Setting. The Cambro Silurian succession of Ringerike overlies Precambrian crystalline basement in the west and abuts Permian igneous rocks in the east. Glacial and post glacial sediments cover large tracts of the district (Østmo et al. 1978) and thus outcrops of Lower Palaeozoic rocks are restricted to islands, shore sections of the inland fjords and a few large inliers (e.g. Harper & Owen 1983, Fig. l.)
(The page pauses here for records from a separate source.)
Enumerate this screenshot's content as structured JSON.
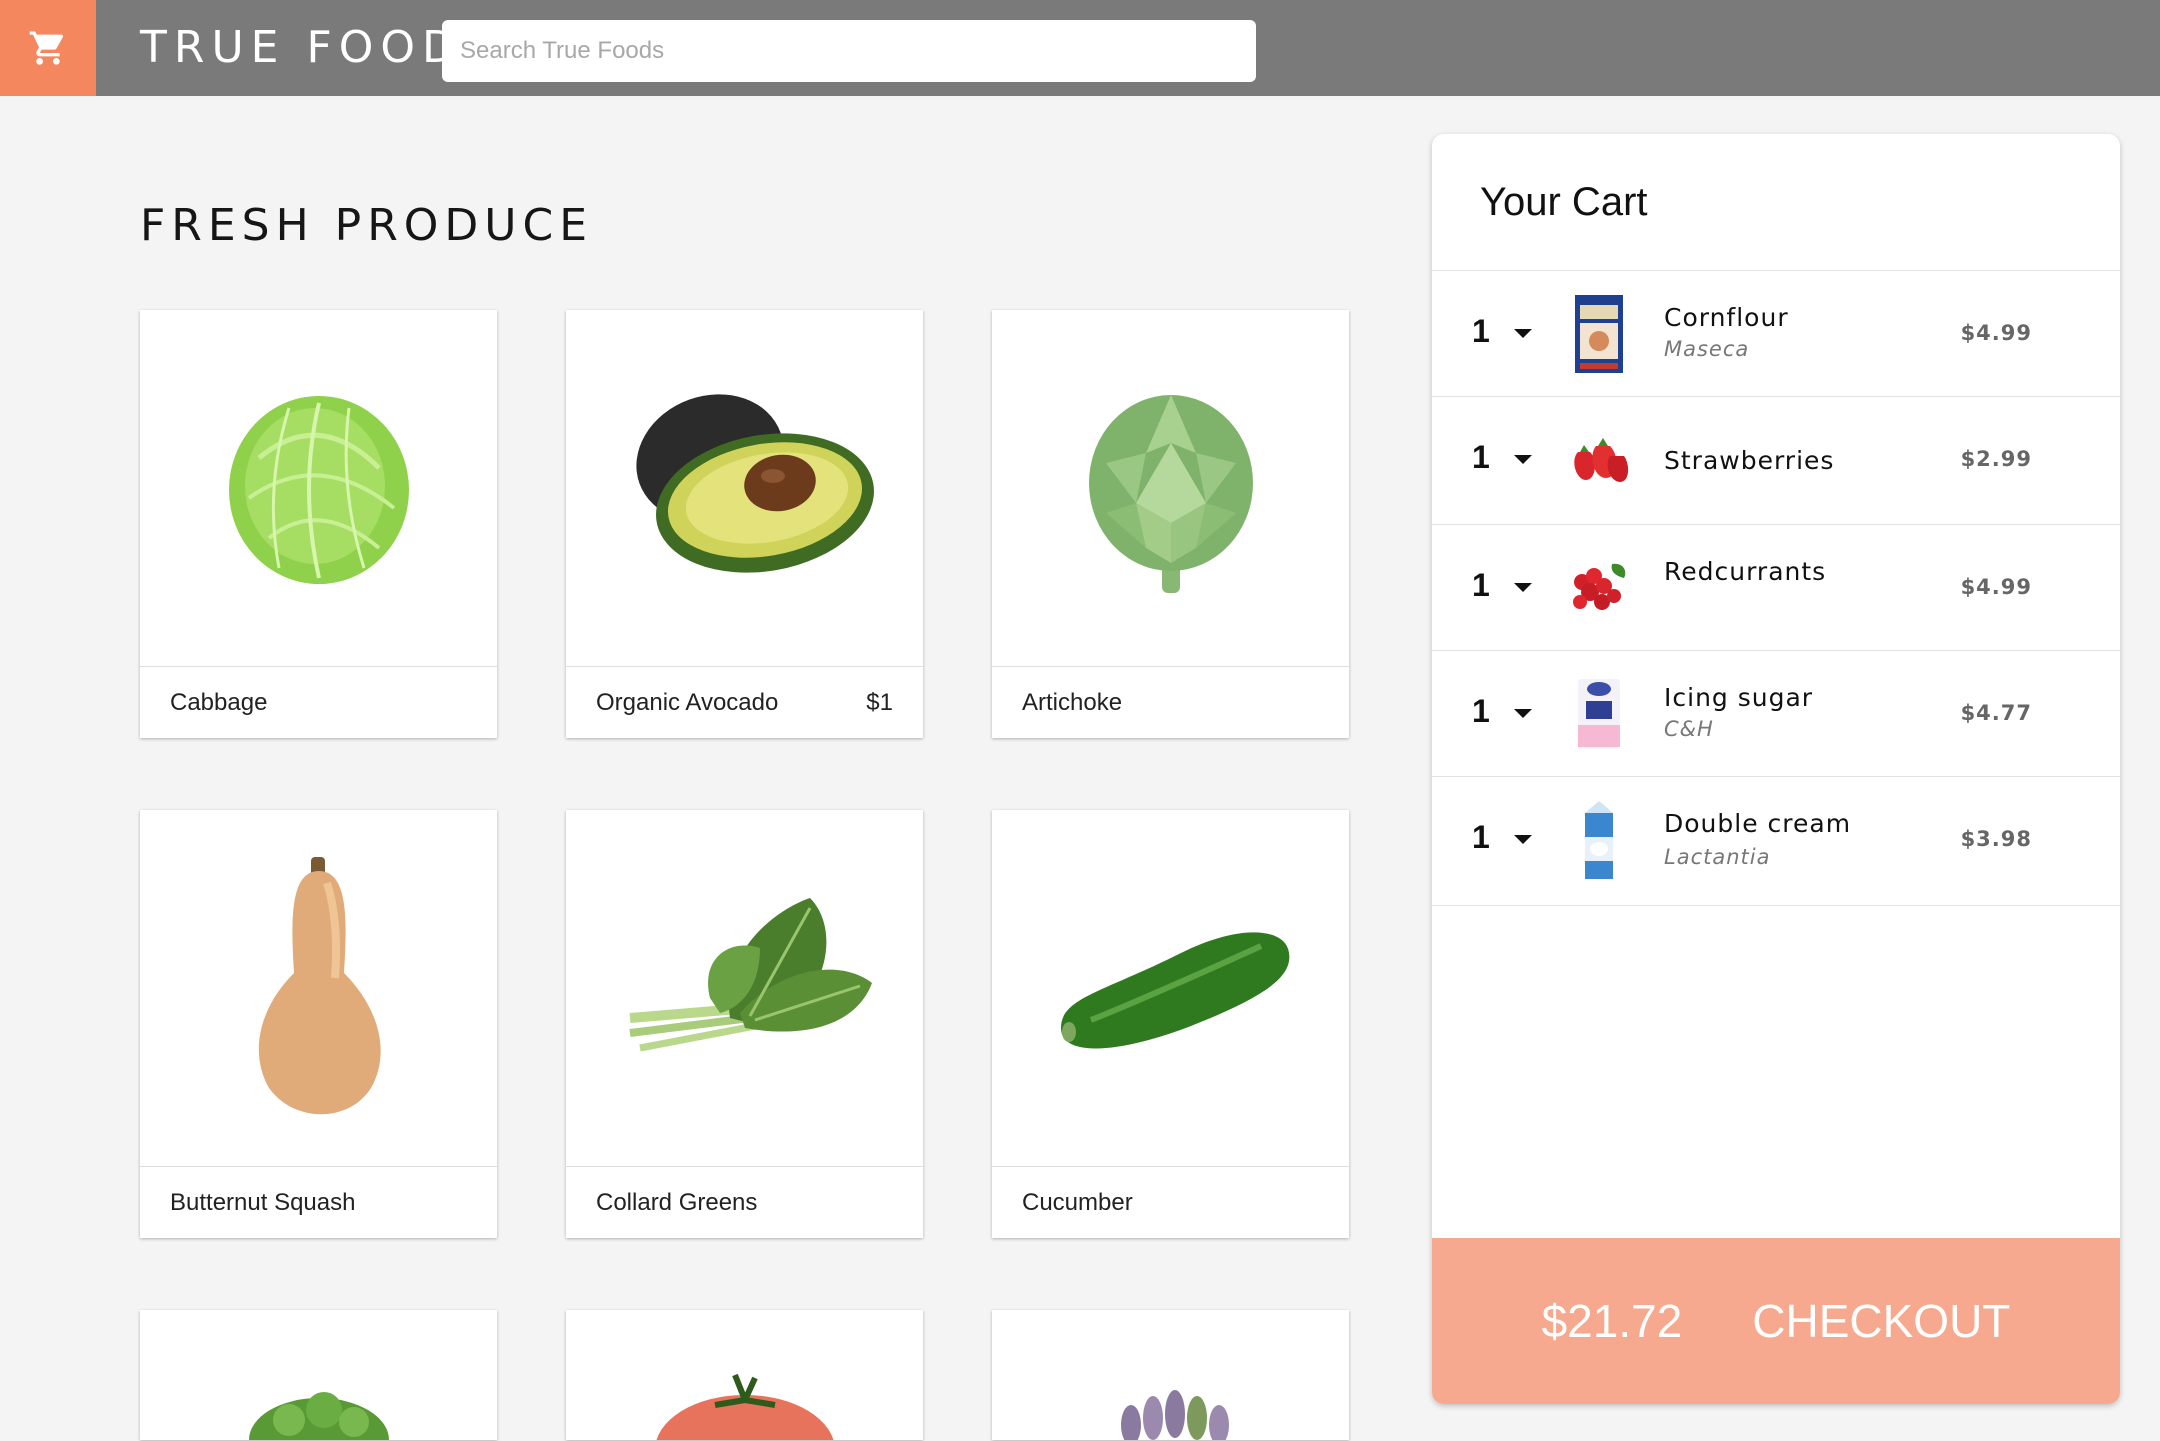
{
  "header": {
    "brand": "TRUE FOODS",
    "search_placeholder": "Search True Foods",
    "cart_icon": "shopping-cart-icon"
  },
  "section": {
    "title": "FRESH PRODUCE"
  },
  "products": [
    {
      "name": "Cabbage",
      "price": ""
    },
    {
      "name": "Organic Avocado",
      "price": "$1"
    },
    {
      "name": "Artichoke",
      "price": ""
    },
    {
      "name": "Butternut Squash",
      "price": ""
    },
    {
      "name": "Collard Greens",
      "price": ""
    },
    {
      "name": "Cucumber",
      "price": ""
    }
  ],
  "cart": {
    "title": "Your Cart",
    "items": [
      {
        "qty": "1",
        "name": "Cornflour",
        "brand": "Maseca",
        "price": "$4.99"
      },
      {
        "qty": "1",
        "name": "Strawberries",
        "brand": "",
        "price": "$2.99"
      },
      {
        "qty": "1",
        "name": "Redcurrants",
        "brand": "",
        "price": "$4.99"
      },
      {
        "qty": "1",
        "name": "Icing sugar",
        "brand": "C&H",
        "price": "$4.77"
      },
      {
        "qty": "1",
        "name": "Double cream",
        "brand": "Lactantia",
        "price": "$3.98"
      }
    ],
    "total": "$21.72",
    "checkout_label": "CHECKOUT"
  },
  "colors": {
    "accent": "#f4875d",
    "checkout_bg": "#f6a98e",
    "header_bg": "#7a7a7a",
    "page_bg": "#f4f4f4"
  }
}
A geological map of the island of Frognøya was published by Owen (1979, Fig. 2) and the Ordovician rocks of the whole district have recently been mapped by A.W. Owen & D.A.T. Harper on a 1:5,000 scale. Preliminary results (Harper & Owen 1983) show that whilst the Middle and Upper Ordovician rocks in the south of the area are only gently folded, the Lower Ordovician of the north dip steeply and are repeated many times by high angle strike faults. This is interpreted as reflecting a major thrust system which ramps upwards along a SW NE trending fault (the Klekken Fault) and thus the deformed Lower Ordovician rocks of the north were emplaced over younger lesser deformed rocks to the south.
Stratigraphy. The Ordovician succession of Ringerike is being revised in the light of the stratigraphical scheme presented here (Owen & Harper in prep.). This follows recent work on the Upper Ordovician by Owen (1979) and Hanken (1974, 1979) and earlier studies by Kiær (1897,1908,1921,1922) Størmer (1953) and Hamar (1964, 1966). Thus whilst the Caradoc and Ashgill succession has been documented in some detail the rest of the Ordovician has been rather neglected. The structural complexity of the northern part of the district makes the assessment of the thickness of individual units there very difficult. Nonetheless, it is clear that the pre Ashgill succession is very similar to that of Oslo Asker.